To misuse power, one must possess it in the first place, and §1983 lists the potential sources: “statute, ordinance, regulation, custom, or usage.” Determining the scope of an official’s power requires careful attention to the relevant source of that power and what authority it reasonably encompasses. The threshold inquiry to establish state action is not whether making official announcements could fit within a job description but whether making such announcements is actually part of the job that the State entrusted the official to do. Pp. 9–12.

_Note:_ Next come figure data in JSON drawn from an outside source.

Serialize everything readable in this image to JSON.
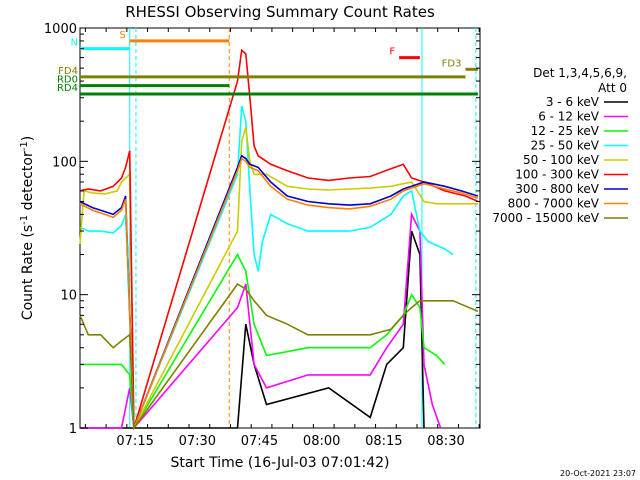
{
  "chart_data": {
    "type": "line",
    "title": "RHESSI Observing Summary Count Rates",
    "xlabel": "Start Time (16-Jul-03 07:01:42)",
    "ylabel_main": "Count Rate (s",
    "ylabel_sup1": "-1",
    "ylabel_mid": " detector",
    "ylabel_sup2": "-1",
    "ylabel_end": ")",
    "timestamp": "20-Oct-2021 23:07",
    "y_scale": "log",
    "ylim": [
      1,
      1000
    ],
    "xlim_minutes": [
      0,
      96.5
    ],
    "x_ticks": [
      {
        "label": "07:15",
        "minute": 13.3
      },
      {
        "label": "07:30",
        "minute": 28.3
      },
      {
        "label": "07:45",
        "minute": 43.3
      },
      {
        "label": "08:00",
        "minute": 58.3
      },
      {
        "label": "08:15",
        "minute": 73.3
      },
      {
        "label": "08:30",
        "minute": 88.3
      }
    ],
    "y_ticks": [
      {
        "label": "1",
        "value": 1
      },
      {
        "label": "10",
        "value": 10
      },
      {
        "label": "100",
        "value": 100
      },
      {
        "label": "1000",
        "value": 1000
      }
    ],
    "legend": {
      "header1": "Det 1,3,4,5,6,9,",
      "header2": "Att 0",
      "placement": "right",
      "entries": [
        {
          "label": "3 - 6 keV",
          "color": "#000000"
        },
        {
          "label": "6 - 12 keV",
          "color": "#ff00ff"
        },
        {
          "label": "12 - 25 keV",
          "color": "#00ff00"
        },
        {
          "label": "25 - 50 keV",
          "color": "#00ffff"
        },
        {
          "label": "50 - 100 keV",
          "color": "#cccc00"
        },
        {
          "label": "100 - 300 keV",
          "color": "#ff0000"
        },
        {
          "label": "300 - 800 keV",
          "color": "#0000cc"
        },
        {
          "label": "800 - 7000 keV",
          "color": "#ff8000"
        },
        {
          "label": "7000 - 15000 keV",
          "color": "#808000"
        }
      ]
    },
    "series": [
      {
        "name": "3 - 6 keV",
        "color": "#000000",
        "points": [
          [
            0,
            1
          ],
          [
            13,
            1
          ],
          [
            38,
            1
          ],
          [
            40,
            6
          ],
          [
            42,
            3
          ],
          [
            45,
            1.5
          ],
          [
            60,
            2
          ],
          [
            70,
            1.2
          ],
          [
            74,
            3
          ],
          [
            78,
            4
          ],
          [
            80,
            30
          ],
          [
            82,
            20
          ],
          [
            83,
            1
          ]
        ]
      },
      {
        "name": "6 - 12 keV",
        "color": "#ff00ff",
        "points": [
          [
            0,
            1
          ],
          [
            10,
            1
          ],
          [
            12,
            2
          ],
          [
            13,
            1
          ],
          [
            38,
            8
          ],
          [
            40,
            12
          ],
          [
            42,
            3
          ],
          [
            45,
            2
          ],
          [
            55,
            2.5
          ],
          [
            60,
            2.5
          ],
          [
            70,
            2.5
          ],
          [
            74,
            4
          ],
          [
            78,
            6
          ],
          [
            80,
            40
          ],
          [
            82,
            30
          ],
          [
            83,
            3
          ],
          [
            85,
            1.5
          ],
          [
            87,
            1
          ]
        ]
      },
      {
        "name": "12 - 25 keV",
        "color": "#00ff00",
        "points": [
          [
            0,
            3
          ],
          [
            10,
            3
          ],
          [
            12,
            2.5
          ],
          [
            13,
            1
          ],
          [
            38,
            20
          ],
          [
            40,
            15
          ],
          [
            42,
            6
          ],
          [
            45,
            3.5
          ],
          [
            55,
            4
          ],
          [
            60,
            4
          ],
          [
            70,
            4
          ],
          [
            74,
            5
          ],
          [
            78,
            7
          ],
          [
            80,
            10
          ],
          [
            82,
            8
          ],
          [
            83,
            4
          ],
          [
            86,
            3.5
          ],
          [
            88,
            3
          ]
        ]
      },
      {
        "name": "25 - 50 keV",
        "color": "#00ffff",
        "points": [
          [
            0,
            32
          ],
          [
            2,
            30
          ],
          [
            5,
            30
          ],
          [
            8,
            29
          ],
          [
            10,
            33
          ],
          [
            11,
            40
          ],
          [
            13,
            1
          ],
          [
            38,
            80
          ],
          [
            39,
            260
          ],
          [
            40,
            200
          ],
          [
            41,
            60
          ],
          [
            42,
            20
          ],
          [
            43,
            15
          ],
          [
            44,
            25
          ],
          [
            46,
            40
          ],
          [
            50,
            34
          ],
          [
            55,
            30
          ],
          [
            60,
            30
          ],
          [
            65,
            30
          ],
          [
            70,
            32
          ],
          [
            75,
            40
          ],
          [
            78,
            55
          ],
          [
            80,
            60
          ],
          [
            82,
            30
          ],
          [
            84,
            25
          ],
          [
            88,
            22
          ],
          [
            90,
            20
          ]
        ]
      },
      {
        "name": "50 - 100 keV",
        "color": "#cccc00",
        "points": [
          [
            0,
            24
          ],
          [
            1,
            60
          ],
          [
            3,
            58
          ],
          [
            6,
            57
          ],
          [
            9,
            60
          ],
          [
            10,
            70
          ],
          [
            12,
            80
          ],
          [
            13,
            1
          ],
          [
            38,
            30
          ],
          [
            39,
            140
          ],
          [
            40,
            180
          ],
          [
            41,
            100
          ],
          [
            42,
            80
          ],
          [
            45,
            80
          ],
          [
            50,
            65
          ],
          [
            55,
            62
          ],
          [
            60,
            61
          ],
          [
            65,
            62
          ],
          [
            70,
            63
          ],
          [
            75,
            65
          ],
          [
            78,
            68
          ],
          [
            80,
            70
          ],
          [
            83,
            50
          ],
          [
            86,
            48
          ],
          [
            90,
            48
          ],
          [
            96,
            48
          ]
        ]
      },
      {
        "name": "100 - 300 keV",
        "color": "#ff0000",
        "points": [
          [
            0,
            60
          ],
          [
            2,
            62
          ],
          [
            5,
            60
          ],
          [
            8,
            65
          ],
          [
            10,
            75
          ],
          [
            11,
            90
          ],
          [
            12,
            120
          ],
          [
            13,
            1
          ],
          [
            38,
            400
          ],
          [
            39,
            680
          ],
          [
            40,
            640
          ],
          [
            41,
            300
          ],
          [
            42,
            130
          ],
          [
            43,
            110
          ],
          [
            46,
            95
          ],
          [
            50,
            85
          ],
          [
            55,
            75
          ],
          [
            60,
            72
          ],
          [
            65,
            75
          ],
          [
            70,
            77
          ],
          [
            75,
            88
          ],
          [
            78,
            95
          ],
          [
            80,
            75
          ],
          [
            83,
            70
          ],
          [
            88,
            60
          ],
          [
            93,
            55
          ],
          [
            96,
            50
          ]
        ]
      },
      {
        "name": "300 - 800 keV",
        "color": "#0000cc",
        "points": [
          [
            0,
            50
          ],
          [
            3,
            45
          ],
          [
            6,
            42
          ],
          [
            8,
            40
          ],
          [
            10,
            45
          ],
          [
            11,
            55
          ],
          [
            13,
            1
          ],
          [
            38,
            90
          ],
          [
            39,
            110
          ],
          [
            40,
            105
          ],
          [
            41,
            95
          ],
          [
            43,
            90
          ],
          [
            46,
            70
          ],
          [
            50,
            55
          ],
          [
            55,
            50
          ],
          [
            60,
            48
          ],
          [
            65,
            47
          ],
          [
            70,
            48
          ],
          [
            75,
            55
          ],
          [
            78,
            62
          ],
          [
            80,
            65
          ],
          [
            83,
            70
          ],
          [
            88,
            65
          ],
          [
            92,
            60
          ],
          [
            96,
            55
          ]
        ]
      },
      {
        "name": "800 - 7000 keV",
        "color": "#ff8000",
        "points": [
          [
            0,
            48
          ],
          [
            3,
            43
          ],
          [
            6,
            40
          ],
          [
            8,
            38
          ],
          [
            10,
            43
          ],
          [
            11,
            52
          ],
          [
            13,
            1
          ],
          [
            38,
            85
          ],
          [
            39,
            105
          ],
          [
            40,
            100
          ],
          [
            41,
            90
          ],
          [
            43,
            85
          ],
          [
            46,
            65
          ],
          [
            50,
            52
          ],
          [
            55,
            47
          ],
          [
            60,
            45
          ],
          [
            65,
            44
          ],
          [
            70,
            46
          ],
          [
            75,
            52
          ],
          [
            78,
            60
          ],
          [
            80,
            63
          ],
          [
            83,
            68
          ],
          [
            88,
            62
          ],
          [
            92,
            58
          ],
          [
            96,
            53
          ]
        ]
      },
      {
        "name": "7000 - 15000 keV",
        "color": "#808000",
        "points": [
          [
            0,
            7
          ],
          [
            2,
            5
          ],
          [
            5,
            5
          ],
          [
            8,
            4
          ],
          [
            10,
            4.5
          ],
          [
            12,
            5
          ],
          [
            13,
            1
          ],
          [
            38,
            12
          ],
          [
            40,
            11
          ],
          [
            42,
            9
          ],
          [
            45,
            7
          ],
          [
            50,
            6
          ],
          [
            55,
            5
          ],
          [
            60,
            5
          ],
          [
            70,
            5
          ],
          [
            75,
            5.5
          ],
          [
            78,
            7
          ],
          [
            80,
            8
          ],
          [
            82,
            9
          ],
          [
            86,
            9
          ],
          [
            90,
            9
          ],
          [
            96,
            7.5
          ]
        ]
      }
    ],
    "attenuator_bars": [
      {
        "label": "S",
        "color": "#ff8000",
        "start": 12,
        "end": 36,
        "value": 800
      },
      {
        "label": "N",
        "color": "#00ffff",
        "start": 0,
        "end": 12,
        "value": 700
      },
      {
        "label": "F",
        "color": "#ff0000",
        "start": 77,
        "end": 82,
        "value": 600
      },
      {
        "label": "FD3",
        "color": "#808000",
        "start": 93,
        "end": 96,
        "value": 490
      },
      {
        "label": "FD4",
        "color": "#808000",
        "start": 0,
        "end": 93,
        "value": 430
      },
      {
        "label": "RD0",
        "color": "#008000",
        "start": 0,
        "end": 36,
        "value": 370
      },
      {
        "label": "RD4",
        "color": "#008000",
        "start": 0,
        "end": 96,
        "value": 320
      }
    ],
    "vertical_lines": [
      {
        "minute": 12.0,
        "color": "#00ffff",
        "style": "solid"
      },
      {
        "minute": 13.5,
        "color": "#00ffff",
        "style": "dashed"
      },
      {
        "minute": 36.0,
        "color": "#ff8000",
        "style": "dashed"
      },
      {
        "minute": 82.5,
        "color": "#00ffff",
        "style": "solid"
      },
      {
        "minute": 95.5,
        "color": "#00ffff",
        "style": "dashed"
      }
    ]
  }
}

(2) For social-media activity to constitute state action, an official must not only have state authority, he must also purport to use it. If the official does not speak in furtherance of his official responsibilities, he speaks with his own voice. Here, if Freed’s account had carried a label—e.g., “this is the personal page of James R. Freed”—he would be entitled to a heavy presumption that all of his posts were personal, but Freed’s page was not designated either “personal” or “official.” The ambiguity surrounding Freed’s page requires a fact-specific undertaking in which posts’ content and function are the most important considerations. A post that expressly invokes state authority to make an announcement not available elsewhere is official, while a post that merely repeats or shares otherwise available information is more likely personal. Lest any official lose the right to speak about public affairs in his personal capacity, the plaintiff must show that the official purports to exercise state authority in specific posts. The nature of the social-media technology matters to this analysis. For example, because Facebook’s blocking tool operates on a page-wide basis, a court would have to consider whether Freed had engaged in state action with respect to any post on which Lindke wished to comment. Pp. 12–15.
37 F. 4th 1199, vacated and remanded.
Barrett, J., delivered the opinion for a unanimous Court.